Photon flow: A three-dimensional expression of the light field using volume photon mapping

Abstract

This paper proposes a new method to depict the light field based on the volume photon mapping algorithm. In the context of the light field simulation, a participating medium serves to deposit the photons, but does not disturb their propagation. The photons are therefore neither scattered nor absorbed in order to preserve their energy and trajectory within the environment, thus providing an unbiased luminance distribution. A visualisation of the photon distribution enables an intuitive interpretation of the light propagation that helps designers to understand the basic light field in the space. In addition to visualisation, the magnitude of the simulated physical light field can be numerically evaluated from the volume photon map distribution using, for example, cubic and scalar illuminance.

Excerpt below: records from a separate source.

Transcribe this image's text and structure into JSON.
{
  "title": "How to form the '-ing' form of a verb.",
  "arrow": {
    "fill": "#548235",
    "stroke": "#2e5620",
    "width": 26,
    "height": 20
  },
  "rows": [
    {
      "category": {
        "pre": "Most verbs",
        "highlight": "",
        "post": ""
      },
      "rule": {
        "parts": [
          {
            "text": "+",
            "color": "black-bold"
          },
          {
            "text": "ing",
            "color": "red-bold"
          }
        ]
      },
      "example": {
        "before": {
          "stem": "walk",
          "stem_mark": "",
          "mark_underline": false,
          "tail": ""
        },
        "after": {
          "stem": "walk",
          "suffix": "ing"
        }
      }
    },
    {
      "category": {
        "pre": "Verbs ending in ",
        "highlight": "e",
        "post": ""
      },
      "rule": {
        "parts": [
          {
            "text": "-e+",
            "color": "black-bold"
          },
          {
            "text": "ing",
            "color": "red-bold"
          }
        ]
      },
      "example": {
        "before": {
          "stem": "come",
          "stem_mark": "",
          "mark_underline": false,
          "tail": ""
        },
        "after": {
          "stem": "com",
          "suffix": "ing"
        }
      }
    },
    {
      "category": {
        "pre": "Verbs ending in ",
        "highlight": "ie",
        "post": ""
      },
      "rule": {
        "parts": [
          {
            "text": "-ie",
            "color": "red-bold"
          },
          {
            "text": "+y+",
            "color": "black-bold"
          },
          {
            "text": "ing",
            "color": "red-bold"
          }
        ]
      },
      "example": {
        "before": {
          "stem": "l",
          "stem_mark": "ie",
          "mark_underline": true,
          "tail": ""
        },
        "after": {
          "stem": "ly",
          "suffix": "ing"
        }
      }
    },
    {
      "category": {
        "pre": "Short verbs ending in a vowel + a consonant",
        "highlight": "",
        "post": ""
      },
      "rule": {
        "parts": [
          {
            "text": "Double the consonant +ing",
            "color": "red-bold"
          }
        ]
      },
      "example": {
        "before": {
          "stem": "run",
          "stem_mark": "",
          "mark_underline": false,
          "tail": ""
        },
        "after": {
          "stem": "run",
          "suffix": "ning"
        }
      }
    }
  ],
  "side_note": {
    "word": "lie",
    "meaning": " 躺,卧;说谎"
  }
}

This can further inform the designer on the light density distribution in the space, since the latter directly correlates with the density of the photons, and therefore the scalar illuminance. The accuracy of the proposed method was ascertained by comparing it with the original RADIANCE. Furthermore, its advantage in visualisation was demonstrated using a complex case study involving strong indirect lighting, reinforced by a comparison of the simulation and measurement in the actual space. In addition, photon mapping was found to evaluate illuminance in multiple grid points much faster than RADIANCE Classic, notably due to the complex ambient lighting from specular reflections. The implementation of the specialised volume photon mapping software is now part of the RADIANCE software and is available as a lighting research tool for the community.